Moreover, all 30 patients included in the analysis were free from hospitalization due to VOCs for at least one consecutive year, meeting the study’s key secondary goal.
“In this clinical trial, sickle cell patients who were having significant issues with their disease began to see their problems resolve within months and improve their quality of life significantly,” Stephan Grupp, MD, PhD, study co-author at the Children’s Hospital of Philadelphia, said in a press release.
Extension study will follow patients through 2039 for long-term data
Biomarker data from the trial indicated that Casgevy increased HBF levels as expected. Data from patients on measures of pain and quality of life also tended to improve following treatment with Casgevy.
“Patient-reported outcome measures supported clinically meaningful improvements in pain, health and disease status, and general well-being,” the researchers wrote.
All of the patients in the study experienced at least one side effect after receiving Casgevy, and nearly all experienced serious side effects, including inflammation in the mouth (stomatitis), severely decreased appetite, fever, and low blood cell counts. These usually occurred soon after receiving the therapy, and were generally linked to the chemotherapy conditioning regimen, and not to Casgevy itself.

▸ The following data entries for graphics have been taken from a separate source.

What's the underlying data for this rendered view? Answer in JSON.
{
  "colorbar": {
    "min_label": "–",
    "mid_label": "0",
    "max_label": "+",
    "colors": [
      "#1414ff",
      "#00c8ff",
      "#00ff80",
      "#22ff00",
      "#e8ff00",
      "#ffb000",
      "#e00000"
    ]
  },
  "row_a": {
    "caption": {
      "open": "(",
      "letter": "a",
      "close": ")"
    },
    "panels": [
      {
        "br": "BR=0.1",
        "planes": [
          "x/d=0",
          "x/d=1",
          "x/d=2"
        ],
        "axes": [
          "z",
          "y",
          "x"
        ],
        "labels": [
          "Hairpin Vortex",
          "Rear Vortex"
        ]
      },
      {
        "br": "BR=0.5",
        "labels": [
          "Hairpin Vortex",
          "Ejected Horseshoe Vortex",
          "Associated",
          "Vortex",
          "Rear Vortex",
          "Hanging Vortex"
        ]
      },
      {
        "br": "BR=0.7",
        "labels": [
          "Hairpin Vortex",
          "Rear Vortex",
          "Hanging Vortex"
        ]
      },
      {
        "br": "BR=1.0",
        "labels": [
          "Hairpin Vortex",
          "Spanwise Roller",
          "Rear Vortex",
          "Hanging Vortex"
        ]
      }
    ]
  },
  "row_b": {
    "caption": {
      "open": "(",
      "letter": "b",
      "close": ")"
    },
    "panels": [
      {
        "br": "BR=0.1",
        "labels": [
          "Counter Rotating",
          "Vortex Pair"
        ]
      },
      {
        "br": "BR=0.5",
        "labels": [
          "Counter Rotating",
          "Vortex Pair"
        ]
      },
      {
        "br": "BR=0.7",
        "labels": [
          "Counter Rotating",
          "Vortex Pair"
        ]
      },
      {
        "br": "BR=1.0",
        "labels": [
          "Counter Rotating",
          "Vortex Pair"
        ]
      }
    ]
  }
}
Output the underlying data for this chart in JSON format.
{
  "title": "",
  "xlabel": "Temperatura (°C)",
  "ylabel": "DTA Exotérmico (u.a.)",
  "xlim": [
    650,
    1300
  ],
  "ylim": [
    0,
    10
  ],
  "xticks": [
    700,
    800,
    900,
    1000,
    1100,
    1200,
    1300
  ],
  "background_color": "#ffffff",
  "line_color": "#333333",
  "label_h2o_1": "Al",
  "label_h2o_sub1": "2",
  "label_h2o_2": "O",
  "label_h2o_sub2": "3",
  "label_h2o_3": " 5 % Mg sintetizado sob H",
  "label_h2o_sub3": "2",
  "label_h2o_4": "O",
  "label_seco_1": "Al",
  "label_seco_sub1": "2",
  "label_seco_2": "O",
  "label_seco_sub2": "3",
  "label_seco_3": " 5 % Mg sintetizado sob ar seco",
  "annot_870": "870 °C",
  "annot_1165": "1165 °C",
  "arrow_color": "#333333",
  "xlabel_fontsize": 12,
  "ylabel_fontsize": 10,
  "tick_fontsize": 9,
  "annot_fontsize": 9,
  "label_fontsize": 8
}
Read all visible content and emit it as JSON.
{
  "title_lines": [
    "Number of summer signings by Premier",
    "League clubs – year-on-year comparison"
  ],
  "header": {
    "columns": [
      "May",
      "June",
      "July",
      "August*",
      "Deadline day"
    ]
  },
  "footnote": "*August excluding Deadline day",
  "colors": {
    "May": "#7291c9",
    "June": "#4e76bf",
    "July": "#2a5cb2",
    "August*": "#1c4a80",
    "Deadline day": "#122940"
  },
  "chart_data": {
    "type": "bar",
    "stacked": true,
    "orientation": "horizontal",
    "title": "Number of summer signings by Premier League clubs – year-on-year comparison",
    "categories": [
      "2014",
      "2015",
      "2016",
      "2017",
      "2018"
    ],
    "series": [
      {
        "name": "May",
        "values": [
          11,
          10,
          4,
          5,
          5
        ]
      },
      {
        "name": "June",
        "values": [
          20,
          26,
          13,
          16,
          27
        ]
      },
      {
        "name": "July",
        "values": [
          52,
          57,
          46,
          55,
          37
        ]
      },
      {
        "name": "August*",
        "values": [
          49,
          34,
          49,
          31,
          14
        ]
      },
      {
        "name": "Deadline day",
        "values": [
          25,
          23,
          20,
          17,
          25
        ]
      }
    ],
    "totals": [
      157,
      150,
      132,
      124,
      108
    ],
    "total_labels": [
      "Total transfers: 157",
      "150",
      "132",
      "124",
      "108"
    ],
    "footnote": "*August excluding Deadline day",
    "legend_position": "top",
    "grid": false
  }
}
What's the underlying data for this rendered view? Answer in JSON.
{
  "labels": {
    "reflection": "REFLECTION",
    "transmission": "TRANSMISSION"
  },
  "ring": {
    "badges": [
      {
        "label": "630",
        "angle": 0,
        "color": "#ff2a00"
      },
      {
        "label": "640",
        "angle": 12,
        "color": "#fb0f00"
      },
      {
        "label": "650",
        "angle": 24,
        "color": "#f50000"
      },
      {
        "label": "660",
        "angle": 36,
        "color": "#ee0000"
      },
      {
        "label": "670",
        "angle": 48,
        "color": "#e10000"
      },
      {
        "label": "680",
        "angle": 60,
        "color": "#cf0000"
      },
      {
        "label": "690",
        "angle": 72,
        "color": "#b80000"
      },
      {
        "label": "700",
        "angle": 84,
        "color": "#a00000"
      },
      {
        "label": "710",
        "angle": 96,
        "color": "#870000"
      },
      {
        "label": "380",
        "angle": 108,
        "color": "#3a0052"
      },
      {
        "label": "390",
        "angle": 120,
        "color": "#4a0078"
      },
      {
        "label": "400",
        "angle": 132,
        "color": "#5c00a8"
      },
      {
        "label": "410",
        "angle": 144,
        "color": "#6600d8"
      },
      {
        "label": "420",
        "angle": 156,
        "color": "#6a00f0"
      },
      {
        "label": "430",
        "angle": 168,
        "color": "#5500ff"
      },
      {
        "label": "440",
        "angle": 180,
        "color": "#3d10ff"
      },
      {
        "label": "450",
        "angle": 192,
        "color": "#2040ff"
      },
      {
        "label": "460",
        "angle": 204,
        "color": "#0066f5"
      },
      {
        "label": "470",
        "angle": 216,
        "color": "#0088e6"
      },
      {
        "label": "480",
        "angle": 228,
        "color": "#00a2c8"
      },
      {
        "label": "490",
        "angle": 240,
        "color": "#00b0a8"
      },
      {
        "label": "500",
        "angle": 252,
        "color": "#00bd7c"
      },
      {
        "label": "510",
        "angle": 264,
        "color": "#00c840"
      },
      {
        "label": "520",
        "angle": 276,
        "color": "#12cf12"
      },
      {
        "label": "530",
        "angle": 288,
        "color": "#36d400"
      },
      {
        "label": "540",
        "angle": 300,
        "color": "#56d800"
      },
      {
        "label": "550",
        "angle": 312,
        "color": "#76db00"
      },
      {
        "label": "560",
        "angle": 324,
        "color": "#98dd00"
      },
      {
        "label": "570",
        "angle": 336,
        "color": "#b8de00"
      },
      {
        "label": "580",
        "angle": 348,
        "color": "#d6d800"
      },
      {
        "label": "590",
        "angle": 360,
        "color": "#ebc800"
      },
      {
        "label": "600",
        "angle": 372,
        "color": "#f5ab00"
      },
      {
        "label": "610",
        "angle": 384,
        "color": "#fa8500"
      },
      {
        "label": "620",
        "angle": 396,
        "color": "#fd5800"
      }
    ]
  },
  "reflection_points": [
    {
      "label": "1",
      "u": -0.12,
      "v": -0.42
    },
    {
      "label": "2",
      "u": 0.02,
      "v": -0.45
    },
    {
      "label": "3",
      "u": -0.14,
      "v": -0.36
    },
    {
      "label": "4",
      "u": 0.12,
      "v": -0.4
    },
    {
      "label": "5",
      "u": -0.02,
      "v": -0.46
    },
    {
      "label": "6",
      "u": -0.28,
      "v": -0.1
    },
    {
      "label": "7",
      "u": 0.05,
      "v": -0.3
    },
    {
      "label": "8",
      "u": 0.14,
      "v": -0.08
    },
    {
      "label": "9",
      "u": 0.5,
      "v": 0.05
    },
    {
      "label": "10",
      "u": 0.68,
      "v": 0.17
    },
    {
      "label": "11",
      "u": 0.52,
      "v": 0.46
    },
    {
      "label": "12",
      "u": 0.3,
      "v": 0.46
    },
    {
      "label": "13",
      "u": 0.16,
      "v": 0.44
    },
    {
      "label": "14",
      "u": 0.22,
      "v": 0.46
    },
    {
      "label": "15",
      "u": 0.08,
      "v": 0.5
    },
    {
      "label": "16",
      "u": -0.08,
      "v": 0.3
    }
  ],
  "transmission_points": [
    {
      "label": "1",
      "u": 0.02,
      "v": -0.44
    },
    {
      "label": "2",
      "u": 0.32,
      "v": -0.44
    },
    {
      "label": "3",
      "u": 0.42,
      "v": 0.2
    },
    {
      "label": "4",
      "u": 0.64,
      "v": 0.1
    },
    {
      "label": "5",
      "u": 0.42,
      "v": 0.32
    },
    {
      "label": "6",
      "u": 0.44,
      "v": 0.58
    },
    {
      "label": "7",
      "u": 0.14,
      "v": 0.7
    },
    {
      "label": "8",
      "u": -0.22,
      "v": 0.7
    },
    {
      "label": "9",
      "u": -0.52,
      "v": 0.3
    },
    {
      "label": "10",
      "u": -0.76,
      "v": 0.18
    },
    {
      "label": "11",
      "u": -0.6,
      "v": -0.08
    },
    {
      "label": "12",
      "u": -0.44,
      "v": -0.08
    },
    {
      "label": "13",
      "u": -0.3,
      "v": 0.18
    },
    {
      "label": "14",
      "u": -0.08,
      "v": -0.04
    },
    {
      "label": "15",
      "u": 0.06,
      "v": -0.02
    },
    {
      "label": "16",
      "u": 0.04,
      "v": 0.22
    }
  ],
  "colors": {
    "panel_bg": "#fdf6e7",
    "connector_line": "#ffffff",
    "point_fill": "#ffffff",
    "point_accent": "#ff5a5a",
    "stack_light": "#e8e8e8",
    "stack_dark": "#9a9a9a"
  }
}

Overall, the researchers said the safety profile of Casgevy was consistent with what would be expected in the context of a conditioning regimen and a bone marrow transplant.
One participant in the study died from COVID-19 a few months after receiving Casgevy. This death was deemed to be unrelated to Casgevy, though investigators said the chemotherapy conditioning regimen likely weakened the patient’s immune system, setting the stage for a severe infection.
An extension study called CLIMB-131 (NCT04208529), slated to continue through 2039, is collecting long-term data on patients who received Casgevy in this study.
“Data from the follow-up studies may provide insight into the proportion of patients who continue to have vaso-occlusive crises after treatment and the long-term safety of the treatment,” the researchers wrote.